After his examination, Martha modestly gathered up her nightgown to hide her flaccid breasts and bulging tummy.

‘Do you have a next of kin, Mrs Connolly?' the doctor inquired. ‘Nobody is named on your chart.'

‘You mean a relation?'

‘Yes. Somebody with whom you are usually in contact?'

‘I got squads of kids; one of them's in Manchester,' she told him with a grin. ‘But I don't hear from them, except for Number Nine.' As the doctor opened his mouth to say something, she hastily added, ‘You see, Doctor, I can't read nor write. And
you lose touch with people when they is scattered all over the earth.'

He understood. ‘And who or what is Number Nine?' he inquired, his eyes twinkling.

Martha laughed. ‘Oh, him? That's me youngest, James. Number Nine is his nickname.'

‘And where is he? Do you know his address?'

With considerable pride, she told him that she certainly knew his address: he was in Manchester, doing a stint as assistant priest. ‘But he don't know where I am. There was nobody here to write to him for me. And I don't have no money for a stamp.'

The doctor looked dumbfounded. ‘Nobody could write for you?'

‘No, sir.'

The Matron fidgeted uncomfortably: the doctor's examination of his patients was going much further than she had expected. She realised, too, that in this case, the next of kin had, somehow, been omitted from her meticulously kept records.
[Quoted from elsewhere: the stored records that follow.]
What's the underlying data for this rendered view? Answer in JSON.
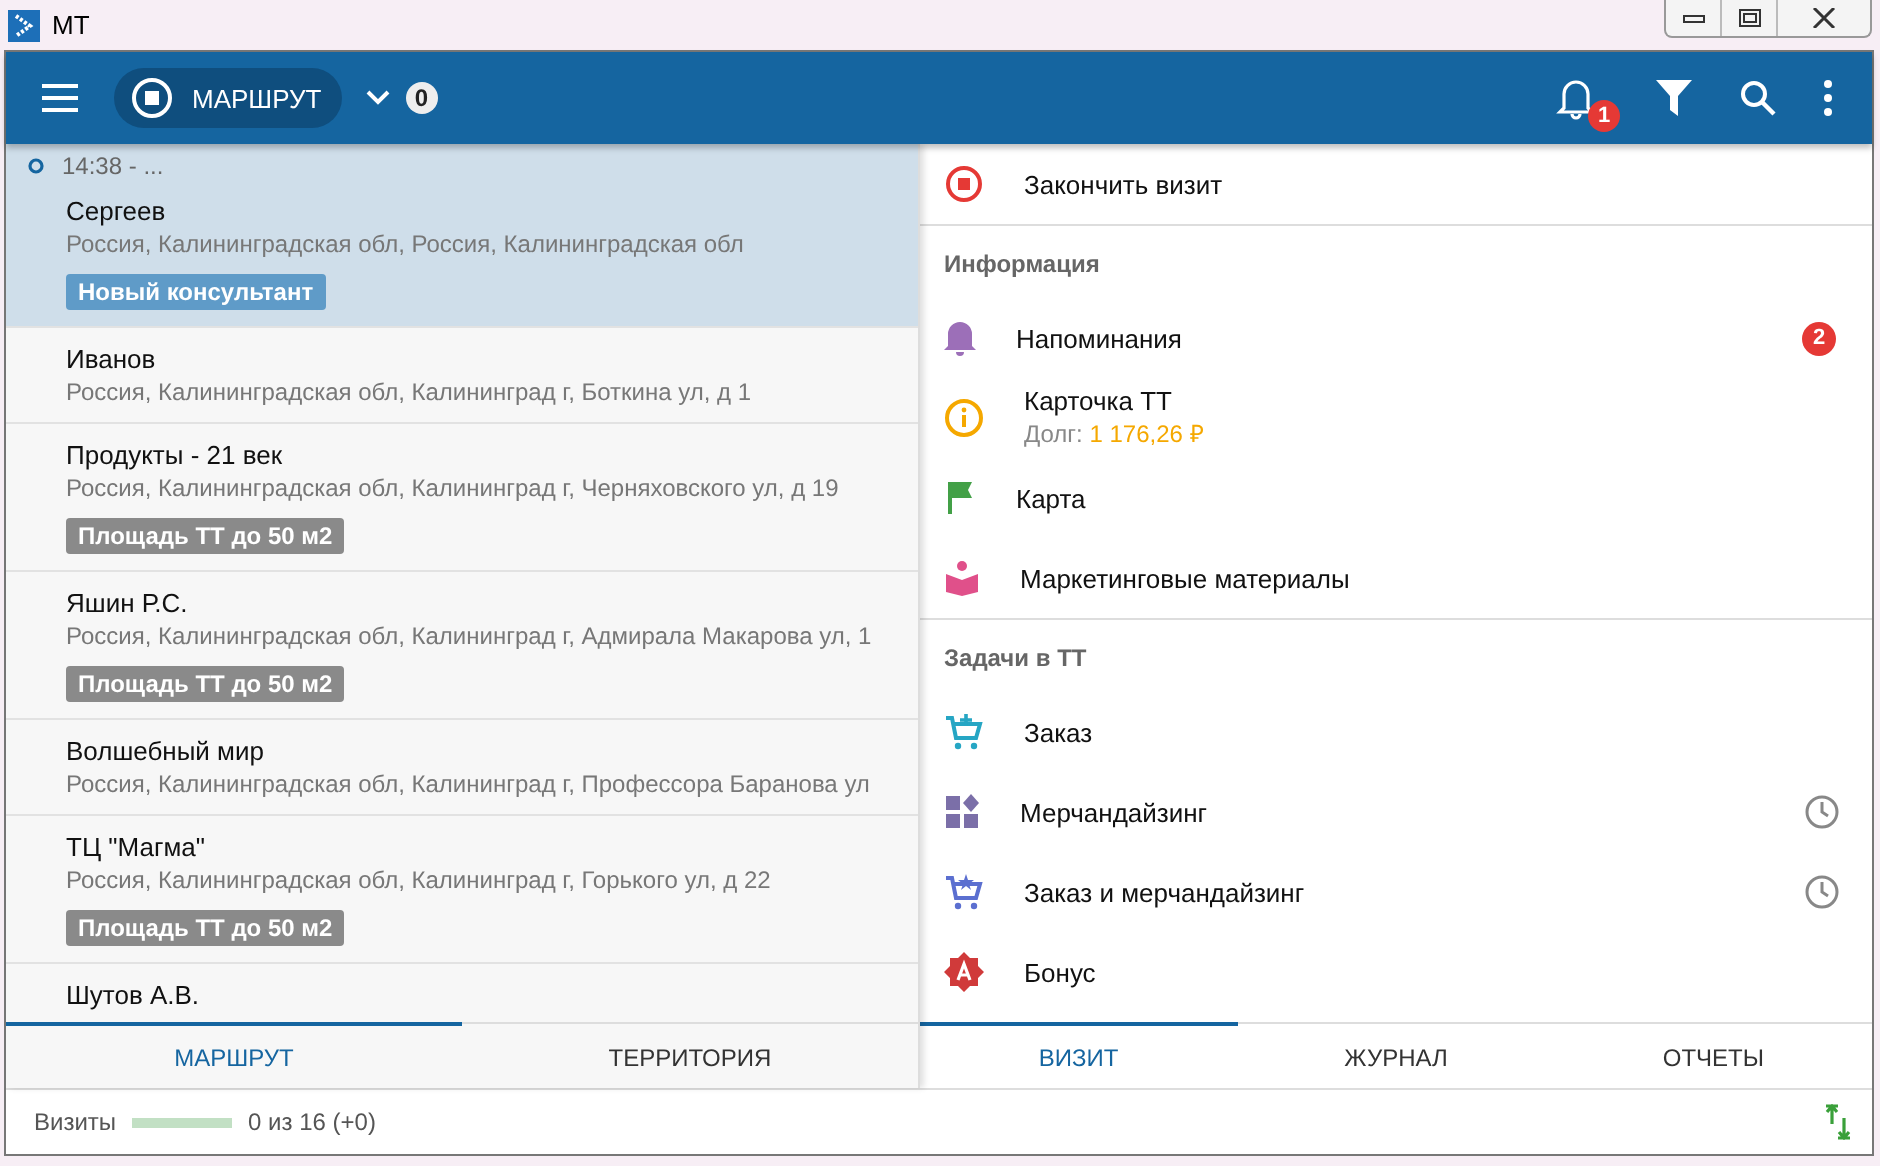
{
  "window": {
    "title": "МТ"
  },
  "toolbar": {
    "route_button": "МАРШРУТ",
    "count": "0",
    "notification_badge": "1"
  },
  "route_list": [
    {
      "time": "14:38 - ...",
      "name": "Сергеев",
      "address": "Россия, Калининградская обл, Россия, Калининградская обл",
      "tag": {
        "label": "Новый консультант",
        "color": "#5f9bc8"
      },
      "selected": true
    },
    {
      "name": "Иванов",
      "address": "Россия, Калининградская обл, Калининград г, Боткина ул, д 1",
      "selected": false
    },
    {
      "name": "Продукты - 21 век",
      "address": "Россия, Калининградская обл, Калининград г, Черняховского ул, д 19",
      "tag": {
        "label": "Площадь ТТ до 50 м2",
        "color": "#8a8a8a"
      },
      "selected": false
    },
    {
      "name": "Яшин Р.С.",
      "address": "Россия, Калининградская обл, Калининград г, Адмирала Макарова ул, 1",
      "tag": {
        "label": "Площадь ТТ до 50 м2",
        "color": "#8a8a8a"
      },
      "selected": false
    },
    {
      "name": "Волшебный мир",
      "address": "Россия, Калининградская обл, Калининград г, Профессора Баранова ул",
      "selected": false
    },
    {
      "name": "ТЦ \"Магма\"",
      "address": "Россия, Калининградская обл, Калининград г, Горького ул, д 22",
      "tag": {
        "label": "Площадь ТТ до 50 м2",
        "color": "#8a8a8a"
      },
      "selected": false
    },
    {
      "name": "Шутов А.В.",
      "selected": false
    }
  ],
  "left_tabs": [
    {
      "label": "МАРШРУТ",
      "selected": true
    },
    {
      "label": "ТЕРРИТОРИЯ",
      "selected": false
    }
  ],
  "visit_panel": {
    "end_visit": "Закончить визит",
    "sections": [
      {
        "title": "Информация",
        "items": [
          {
            "label": "Напоминания",
            "badge": "2"
          },
          {
            "label": "Карточка ТТ",
            "subtitle_label": "Долг:",
            "subtitle_value": "1 176,26 ₽"
          },
          {
            "label": "Карта"
          },
          {
            "label": "Маркетинговые материалы"
          }
        ]
      },
      {
        "title": "Задачи в ТТ",
        "items": [
          {
            "label": "Заказ",
            "pending": false
          },
          {
            "label": "Мерчандайзинг",
            "pending": true
          },
          {
            "label": "Заказ и мерчандайзинг",
            "pending": true
          },
          {
            "label": "Бонус",
            "pending": false
          }
        ]
      }
    ]
  },
  "right_tabs": [
    {
      "label": "ВИЗИТ",
      "selected": true
    },
    {
      "label": "ЖУРНАЛ",
      "selected": false
    },
    {
      "label": "ОТЧЕТЫ",
      "selected": false
    }
  ],
  "status_bar": {
    "label": "Визиты",
    "level": 0,
    "reading": "0 из 16 (+0)"
  }
}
As far as she could see, it was the first technical error that Dr Williams had found in his inquiries about her patients.

‘Surely, Mrs Connolly, anybody would have done that for you,' the doctor protested.

‘There was nobody who come to speak to me, except Angie – she's the aide – and she don't have
time to breathe, with sixty patients.' She paused, and then went on, her voice trembling at the recollection, ‘For ages, nobody but me in this ward could even speak or do anything: they was paralysed, or like them over there.' She pointed towards the dementias. ‘Not until Pat died; and Sheila, who you just seen next door, come in.'

The doctor decided that from somewhere he would have to get help: his practice had become so heavy that he could not take on much more. But to whom could he turn?

It can be safely assumed that the Holy Lady took note of the need for assistance from someone on earth who could be inspired to aid him and also give the Matron some guidance.

The doctor carefully lifted the bedclothes over Martha's naked legs, and promised to arrange exercise for her.

Dr Williams was a conscientious, well-respected man, but now he berated himself for having taken for granted Matron's goodwill towards her patients.

It was often said that there were two places in which you most needed a friend outside – when in hospital or when in gaol. Add to that a nursing home, particularly a privately owned one, he decided angrily.

It was certain that there had been neglect, and, in
some cases, malpractice, that the patients were too poor, too alone, too lacking in physical strength, often too ignorant, to defend themselves. They lacked someone to speak up for them.

The Matron had originally approached him to look after the medical needs of her patients, because, otherwise, the insurance company would have been chary about covering her.